Packaging the patient into the packaging device was challenging. As the worker had three lines coming off of their harness in two separate directions, securing the B suit was challenging. The B suit was packaged as well as possible, however due to the lack of working space and the tightness of one of the lines, the packaging had to be altered by the use of another sling to match the D rings on the B suit. The worker being attached by three ropes was challenging. The worker was on a two-line system and a cable choker. The cable choker proved to be the most challenging part of the rescue. The cable was to loose to cut and with the patient attached to it, difficult to raise. It had to be unhooked, requiring the worker to be raised a foot.
The worker was successfully lowered to the ground (recovered). The worker was non-viable and vital signs absent upon arrival.
There are many lessons that can be taken from this recovery.
First and foremost, no one (or very few teams) practices for a recovery. Recoveries are different then rescues. Urgency is different. Other factors such as perception, cost of equipment, and tying up of numerous resources become an issue. From our experience we were expected to do the same, however with less. The risk vs reward model also becomes skewed.
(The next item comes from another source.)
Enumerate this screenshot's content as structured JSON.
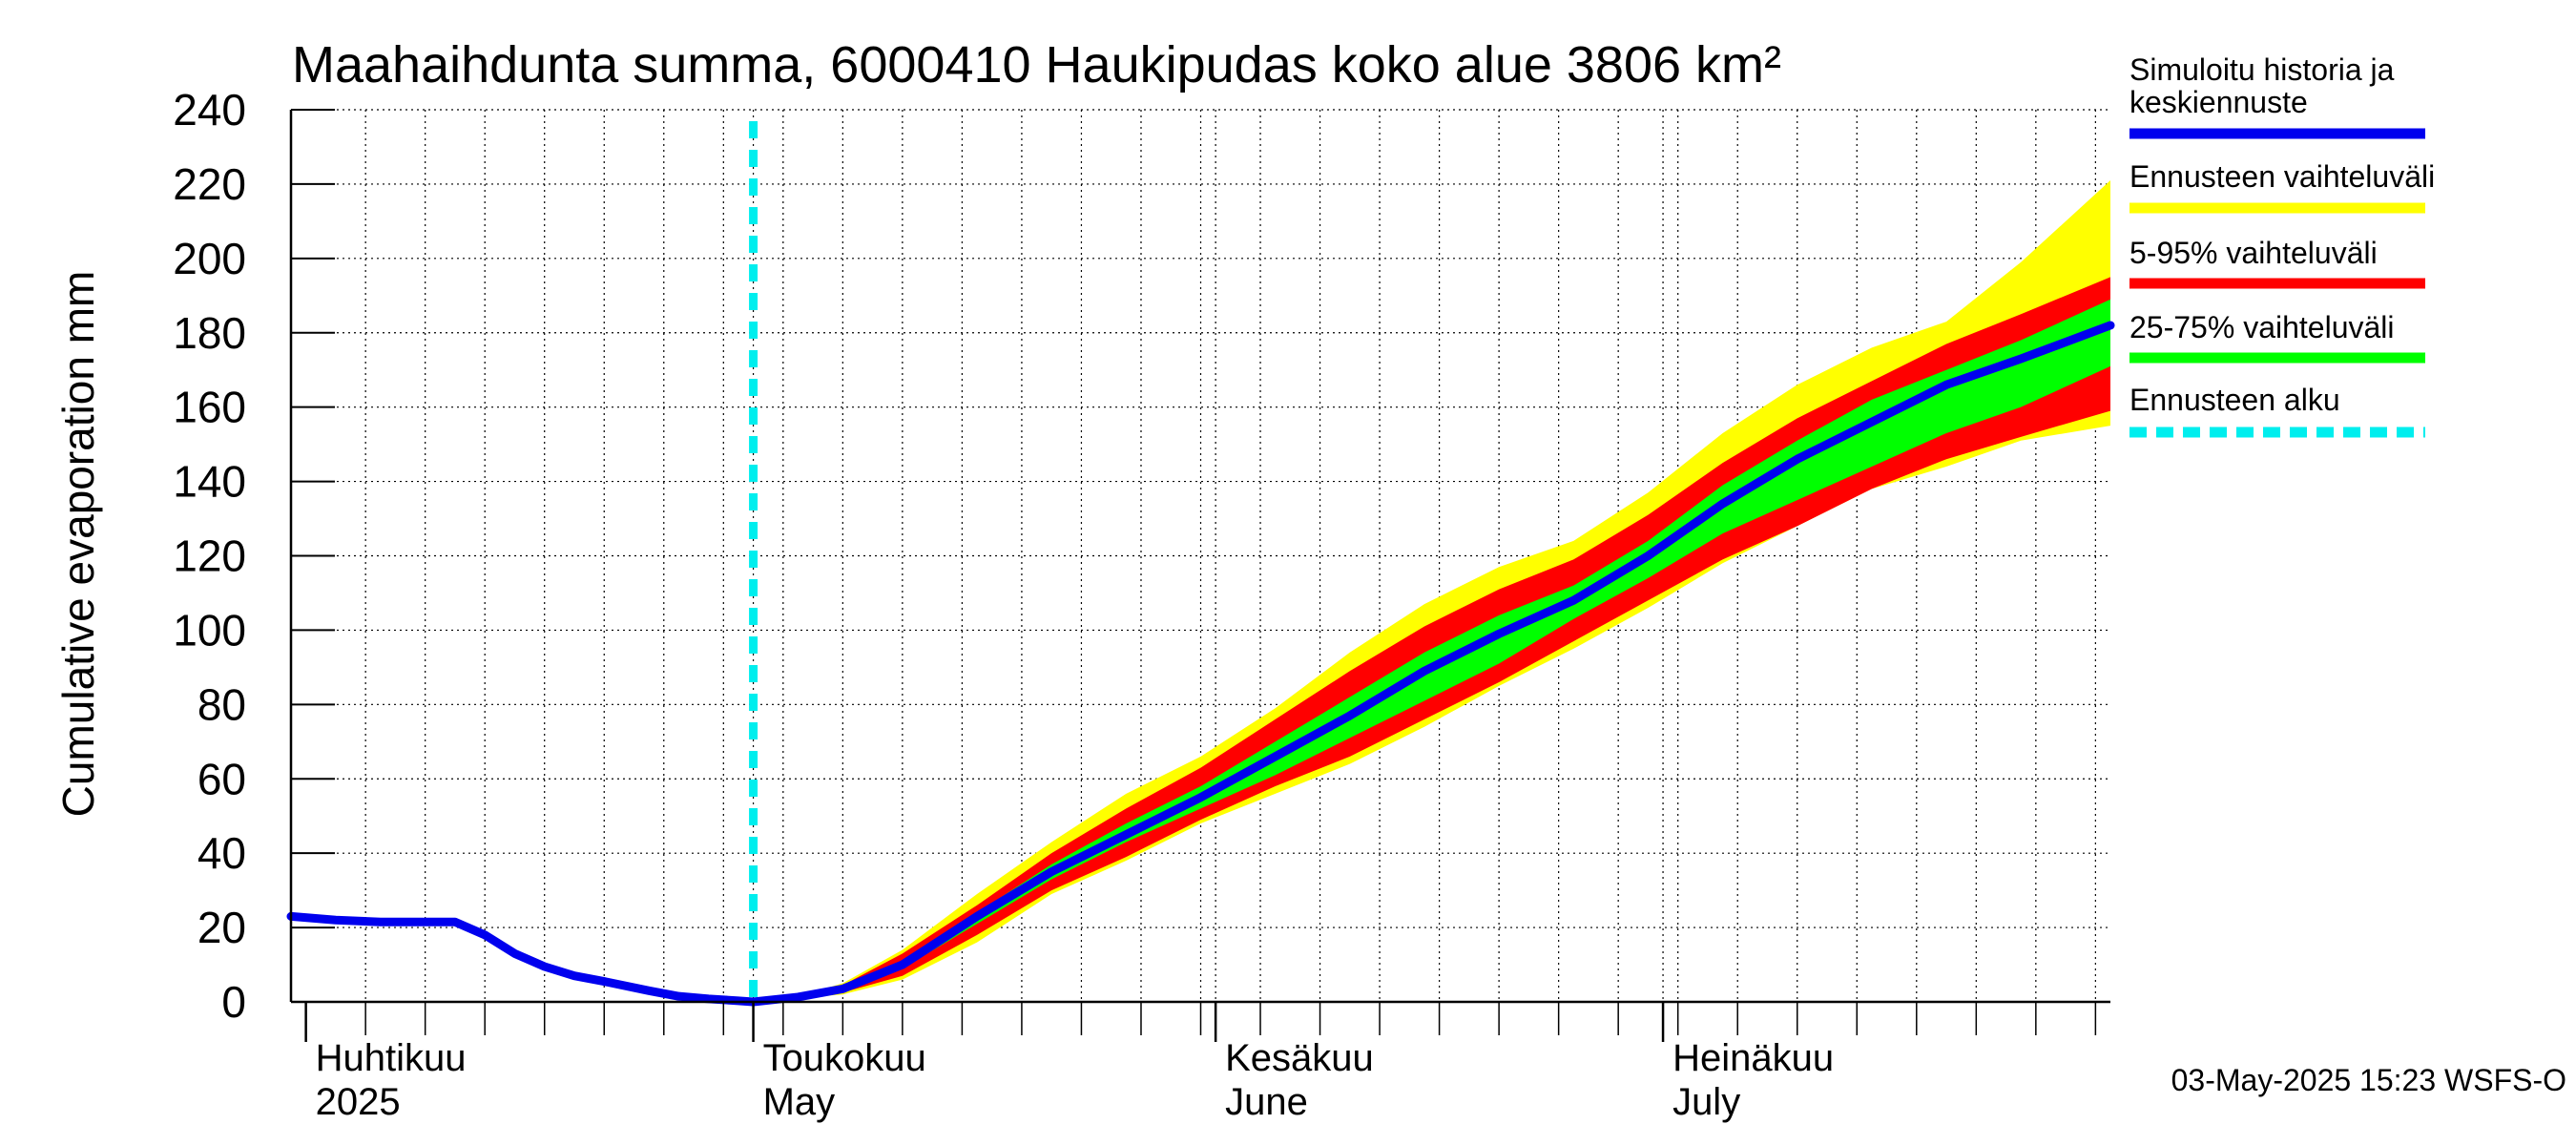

Another take-away for our team was in regards to training. Not only to add more variety into our rescue training, however, to become very skilled with the equipment we had. At the time we extensively used Omni slings. Everyone knew how to rig them for daily use. When we looked at altering this use on site, questions arose. What is the breaking strength in a choker configuration? While we had been taught to not use the last hole in an Omni – when we have no choice, what does that hole break at? To summarize we needed to become more fluent and proficient in all aspects of our equipment use. Not just the regular uses we were all trained in.
Another take-away was creating more variety in our training. There are many operations that we do not train for and there is no way we can guess what the next call will bring. Adding variety in the training (new scenarios, new locations, new parameters) can provide your team with varying experiences and rigging practice that just may come in useful at the next call.